Alexandre aplicou uma injeção no braço de Andréia e ela apagou. O outro homem que estava no quarto hesitou na hora de cravar com uma estaca no coração da vampira.

- Melhor a mantermos com vida por enquanto. Ela pode nos dar muita informação!

- Não sei se concordo com as torturas.

- Você tem ideia do quão antiga é esta criatura? Imagina o quanto podemos avançar na luta contra estes monstros?

- Você está certo. Porém, eu vou conduzir os interrogatórios. Há drogas mais eficientes do que a tortura para arrancar informações de uma pessoa.

- Ela não é uma pessoa. Porém, concordo contigo. Vou chamar um carro para transportá-la para a nossa sede.

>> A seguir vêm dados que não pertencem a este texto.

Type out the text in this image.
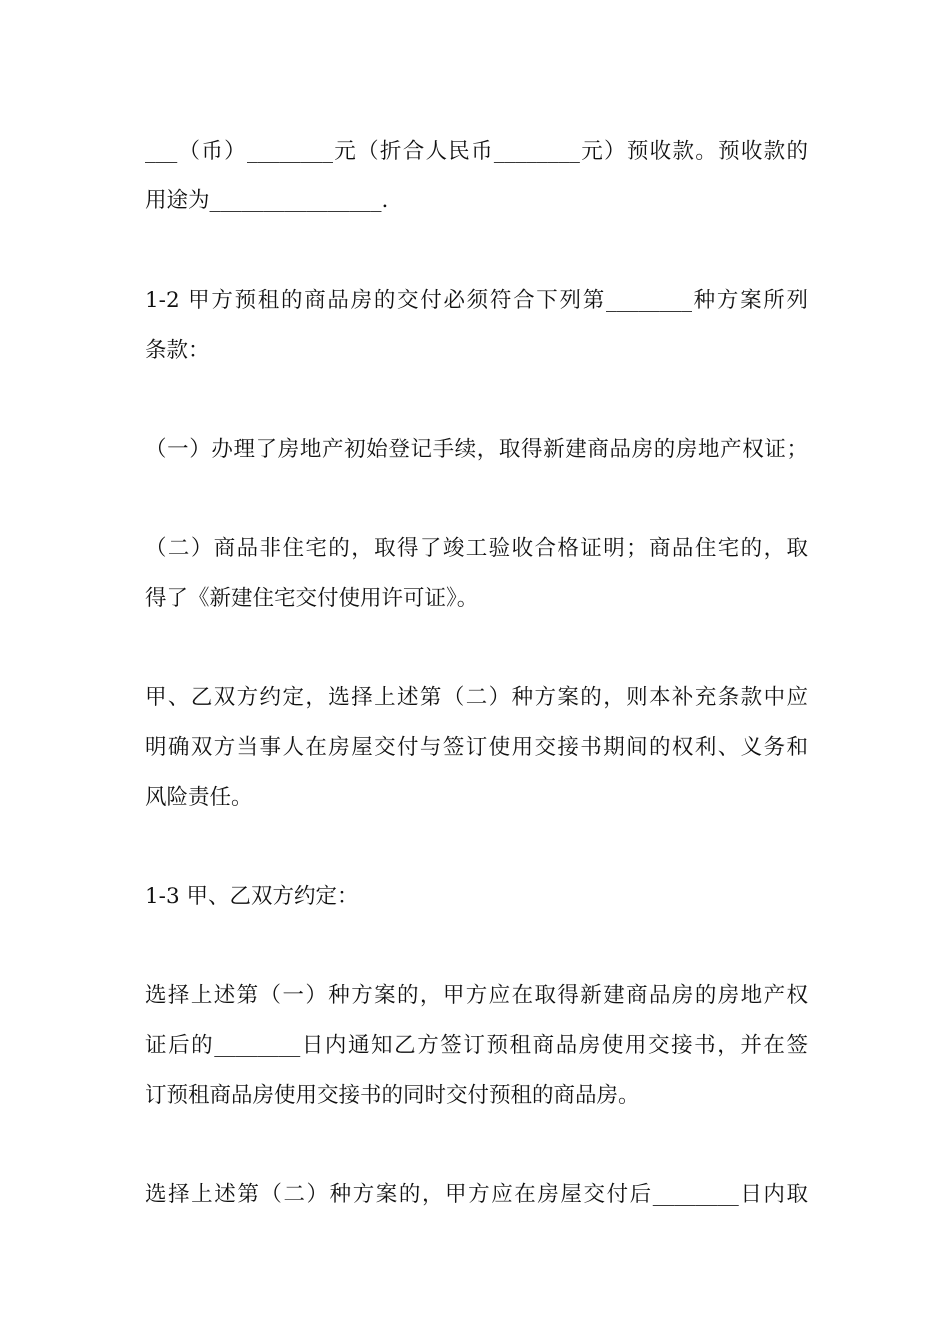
___（币）________元（折合人民币________元）预收款。预收款的
用途为________________.
1-2 甲方预租的商品房的交付必须符合下列第________种方案所列
条款：
（一）办理了房地产初始登记手续，取得新建商品房的房地产权证；
（二）商品非住宅的，取得了竣工验收合格证明；商品住宅的，取
得了《新建住宅交付使用许可证》。
甲、乙双方约定，选择上述第（二）种方案的，则本补充条款中应
明确双方当事人在房屋交付与签订使用交接书期间的权利、义务和
风险责任。
1-3 甲、乙双方约定：
选择上述第（一）种方案的，甲方应在取得新建商品房的房地产权
证后的________日内通知乙方签订预租商品房使用交接书，并在签
订预租商品房使用交接书的同时交付预租的商品房。
选择上述第（二）种方案的，甲方应在房屋交付后________日内取
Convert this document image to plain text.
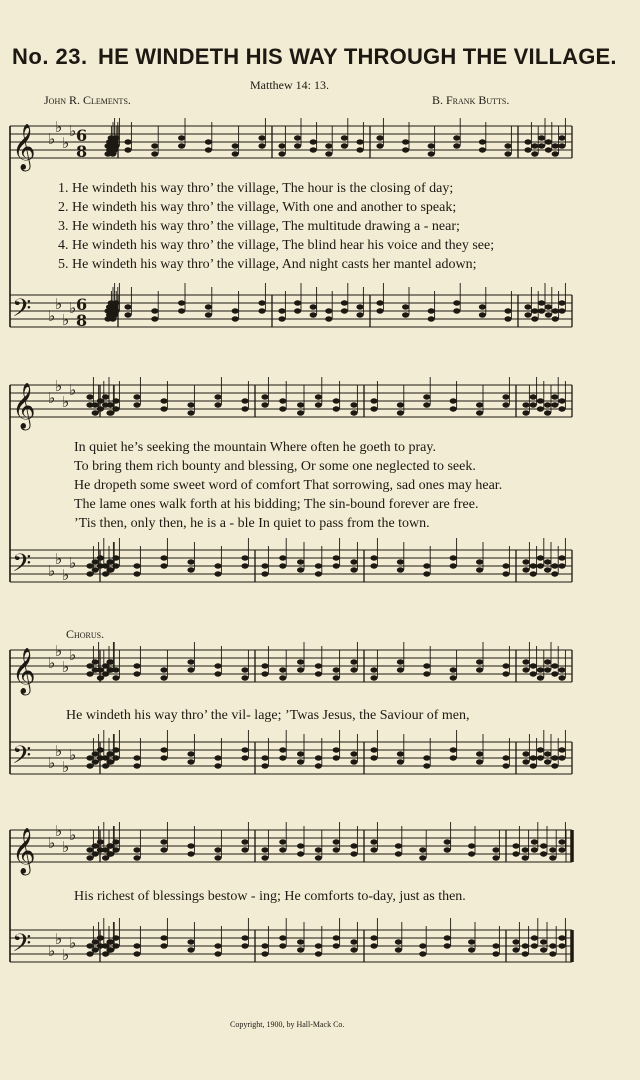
No. 23. HE WINDETH HIS WAY THROUGH THE VILLAGE.
Matthew 14: 13.
John R. Clements.	B. Frank Butts.
𝄞 ♭
♭
♭
♭ 6
8
𝄢 ♭
♭
♭
♭ 6
8
𝄞 ♭
♭
♭
♭
𝄢 ♭
♭
♭
♭
𝄞 ♭
♭
♭
♭
𝄢 ♭
♭
♭
♭
𝄞 ♭
♭
♭
♭
𝄢 ♭
♭
♭
♭
1. He windeth his way thro’ the village, The hour is the closing of day;
2. He windeth his way thro’ the village, With one and another to speak;
3. He windeth his way thro’ the village, The multitude drawing a - near;
4. He windeth his way thro’ the village, The blind hear his voice and they see;
5. He windeth his way thro’ the village, And night casts her mantel adown;
In quiet he’s seeking the mountain Where often he goeth to pray.
To bring them rich bounty and blessing, Or some one neglected to seek.
He dropeth some sweet word of comfort That sorrowing, sad ones may hear.
The lame ones walk forth at his bidding; The sin-bound forever are free.
’Tis then, only then, he is a - ble In quiet to pass from the town.
Chorus.
He windeth his way thro’ the vil- lage; ’Twas Jesus, the Saviour of men,
His richest of blessings bestow - ing; He comforts to-day, just as then.
Copyright, 1900, by Hall-Mack Co.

O médico não sabia bem o efeito que as drogas teriam no corpo de um vampiro, havia muitas perguntas que ele precisava responder. Além do mais, seria mais difícil contatar os demais clãs. Sua jornada como caçador começara capturando dois líderes de clãs e uma das vampiras mais velhas e poderosas que existia. Um novo caminho se abria para ele. O médico estava disposto a buscar redenção por ter negligenciado todos ao seu redor. Aquele caminho o levou a solidão, mas também a este novo propósito. Um novo universo e infinitamente maior do que sua mente de cientista conhecia se apresentava. Ele se perguntava o que o futuro o traria. Quais criaturas existem? Quais são as outras dimensões que Andréia falou? Seu coração se agitava e, ao mesmo tempo, se conturbava. Ele precisaria reestabelecer os laços com a família e amigos, mas como faria isso sem colocá-los em risco? Ou como fazer isso sendo um vampiro? Este foi o primeiro encontro dele com o sobrenatural aos olhos humanos.